Outcomes measurement is not easy or cheap, but together, AMIS and the ARM tools will go a long way toward ensuring that CDFI Fund resources are well spent.
CONCLUSION: WHEN WILL THE CDFI FUND NO LONGER BE NEEDED?
It is well known that we are living in a time of widening gaps between the have and the have-nots in our country. Hanging on to a middle class lifestyle is increasingly challenging, and mobility from poverty is not getting easier.
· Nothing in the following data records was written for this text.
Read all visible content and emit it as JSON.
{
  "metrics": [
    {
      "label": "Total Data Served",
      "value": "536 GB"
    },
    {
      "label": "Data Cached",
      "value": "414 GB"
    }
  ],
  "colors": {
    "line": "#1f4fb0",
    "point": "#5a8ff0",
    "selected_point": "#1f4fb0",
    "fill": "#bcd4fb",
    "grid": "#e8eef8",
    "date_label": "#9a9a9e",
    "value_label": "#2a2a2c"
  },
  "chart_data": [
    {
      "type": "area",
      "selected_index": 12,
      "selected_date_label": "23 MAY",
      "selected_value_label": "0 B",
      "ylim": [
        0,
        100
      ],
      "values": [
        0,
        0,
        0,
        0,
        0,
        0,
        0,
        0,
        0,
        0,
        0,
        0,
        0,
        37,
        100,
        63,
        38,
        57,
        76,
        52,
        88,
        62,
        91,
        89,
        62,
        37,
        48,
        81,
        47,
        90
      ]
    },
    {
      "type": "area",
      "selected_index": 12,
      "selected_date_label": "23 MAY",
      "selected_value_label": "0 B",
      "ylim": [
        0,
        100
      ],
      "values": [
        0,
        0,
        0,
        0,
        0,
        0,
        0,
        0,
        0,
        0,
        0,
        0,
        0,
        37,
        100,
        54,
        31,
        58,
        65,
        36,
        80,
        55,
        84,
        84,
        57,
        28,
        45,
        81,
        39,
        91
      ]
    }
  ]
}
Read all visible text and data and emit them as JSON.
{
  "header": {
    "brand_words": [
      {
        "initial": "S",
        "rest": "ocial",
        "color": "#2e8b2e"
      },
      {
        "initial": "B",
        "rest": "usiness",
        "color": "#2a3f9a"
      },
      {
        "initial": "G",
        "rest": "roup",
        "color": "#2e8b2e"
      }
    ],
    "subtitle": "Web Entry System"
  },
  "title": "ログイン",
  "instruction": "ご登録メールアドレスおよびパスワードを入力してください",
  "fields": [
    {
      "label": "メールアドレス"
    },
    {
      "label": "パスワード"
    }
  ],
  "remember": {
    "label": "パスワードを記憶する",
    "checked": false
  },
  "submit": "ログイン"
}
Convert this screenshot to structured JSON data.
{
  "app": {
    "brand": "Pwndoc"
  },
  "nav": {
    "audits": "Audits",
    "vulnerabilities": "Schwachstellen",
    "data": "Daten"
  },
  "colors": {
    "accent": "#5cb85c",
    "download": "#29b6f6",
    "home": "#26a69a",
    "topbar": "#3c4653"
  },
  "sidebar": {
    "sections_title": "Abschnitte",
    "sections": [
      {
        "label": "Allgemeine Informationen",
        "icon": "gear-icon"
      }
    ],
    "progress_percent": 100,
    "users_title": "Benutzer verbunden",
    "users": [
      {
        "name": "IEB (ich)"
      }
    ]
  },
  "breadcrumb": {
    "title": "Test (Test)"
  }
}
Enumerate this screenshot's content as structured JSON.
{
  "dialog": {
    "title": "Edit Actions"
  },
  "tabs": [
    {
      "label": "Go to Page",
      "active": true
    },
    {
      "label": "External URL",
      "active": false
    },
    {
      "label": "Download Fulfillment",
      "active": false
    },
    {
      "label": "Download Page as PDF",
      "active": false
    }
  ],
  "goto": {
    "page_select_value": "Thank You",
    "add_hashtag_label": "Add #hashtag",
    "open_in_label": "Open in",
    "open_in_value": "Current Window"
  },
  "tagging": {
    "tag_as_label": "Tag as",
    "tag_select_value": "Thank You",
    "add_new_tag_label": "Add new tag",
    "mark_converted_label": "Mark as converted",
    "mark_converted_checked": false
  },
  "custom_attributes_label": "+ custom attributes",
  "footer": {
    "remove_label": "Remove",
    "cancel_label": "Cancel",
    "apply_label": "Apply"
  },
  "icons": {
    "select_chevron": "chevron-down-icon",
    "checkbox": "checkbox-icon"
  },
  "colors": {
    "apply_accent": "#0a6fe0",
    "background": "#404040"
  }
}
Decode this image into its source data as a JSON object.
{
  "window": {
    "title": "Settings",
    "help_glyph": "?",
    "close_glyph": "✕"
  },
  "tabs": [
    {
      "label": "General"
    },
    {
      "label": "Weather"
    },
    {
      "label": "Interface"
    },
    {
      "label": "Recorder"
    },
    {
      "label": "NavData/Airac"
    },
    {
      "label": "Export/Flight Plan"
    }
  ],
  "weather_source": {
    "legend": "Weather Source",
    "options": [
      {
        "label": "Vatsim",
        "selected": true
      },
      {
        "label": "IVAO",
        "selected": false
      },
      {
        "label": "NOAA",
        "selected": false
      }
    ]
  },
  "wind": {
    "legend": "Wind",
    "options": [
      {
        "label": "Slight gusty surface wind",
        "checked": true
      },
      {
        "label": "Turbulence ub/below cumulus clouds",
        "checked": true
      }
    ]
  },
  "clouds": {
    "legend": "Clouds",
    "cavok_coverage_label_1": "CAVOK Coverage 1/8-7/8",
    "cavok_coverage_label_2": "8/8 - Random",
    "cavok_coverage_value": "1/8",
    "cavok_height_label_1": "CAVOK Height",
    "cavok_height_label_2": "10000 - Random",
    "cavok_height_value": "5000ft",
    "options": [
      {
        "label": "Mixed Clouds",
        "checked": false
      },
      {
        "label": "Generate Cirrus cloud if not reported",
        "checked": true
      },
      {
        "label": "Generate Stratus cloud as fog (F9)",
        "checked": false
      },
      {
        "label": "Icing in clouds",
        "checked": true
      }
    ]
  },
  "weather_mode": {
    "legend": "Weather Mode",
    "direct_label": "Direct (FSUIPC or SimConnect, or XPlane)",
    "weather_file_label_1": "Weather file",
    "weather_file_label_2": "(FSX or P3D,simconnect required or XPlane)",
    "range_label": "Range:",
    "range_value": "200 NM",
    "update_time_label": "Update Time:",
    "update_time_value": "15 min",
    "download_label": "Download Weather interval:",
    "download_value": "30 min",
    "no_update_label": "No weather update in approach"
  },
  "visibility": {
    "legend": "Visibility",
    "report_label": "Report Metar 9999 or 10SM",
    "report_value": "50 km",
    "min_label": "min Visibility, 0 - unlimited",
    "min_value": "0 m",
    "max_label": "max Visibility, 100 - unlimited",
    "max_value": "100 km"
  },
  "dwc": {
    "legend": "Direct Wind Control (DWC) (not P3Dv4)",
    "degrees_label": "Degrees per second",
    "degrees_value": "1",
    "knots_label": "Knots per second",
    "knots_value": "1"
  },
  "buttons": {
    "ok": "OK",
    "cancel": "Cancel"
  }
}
It is these conditions that create the need for CDFIs to exist. The rules of the capital markets are such that some communities do not have access to the resources they need to thrive. If we are to be a nation where opportunity is truly available to all, we need institutions like CDFIs to correct for market failures. CDFIs do this in a way that gets markets to work more effectively in distressed communities, by partnering with conventionally motivated investors. But to accomplish this, CDFIs need the tools available through the CDFI Fund.
When income and wealth inequality is eliminated, and when the engines of mobility from poverty such as good schools, safe and affordable housing, access to healthy food, and quality health care are widely available, then we will no longer need CDFIs and the CDFI Fund.
Chairman Quigley, Ranking Member Graves, and Members of the Subcommittee, that concludes my statement. I look forward to taking your questions.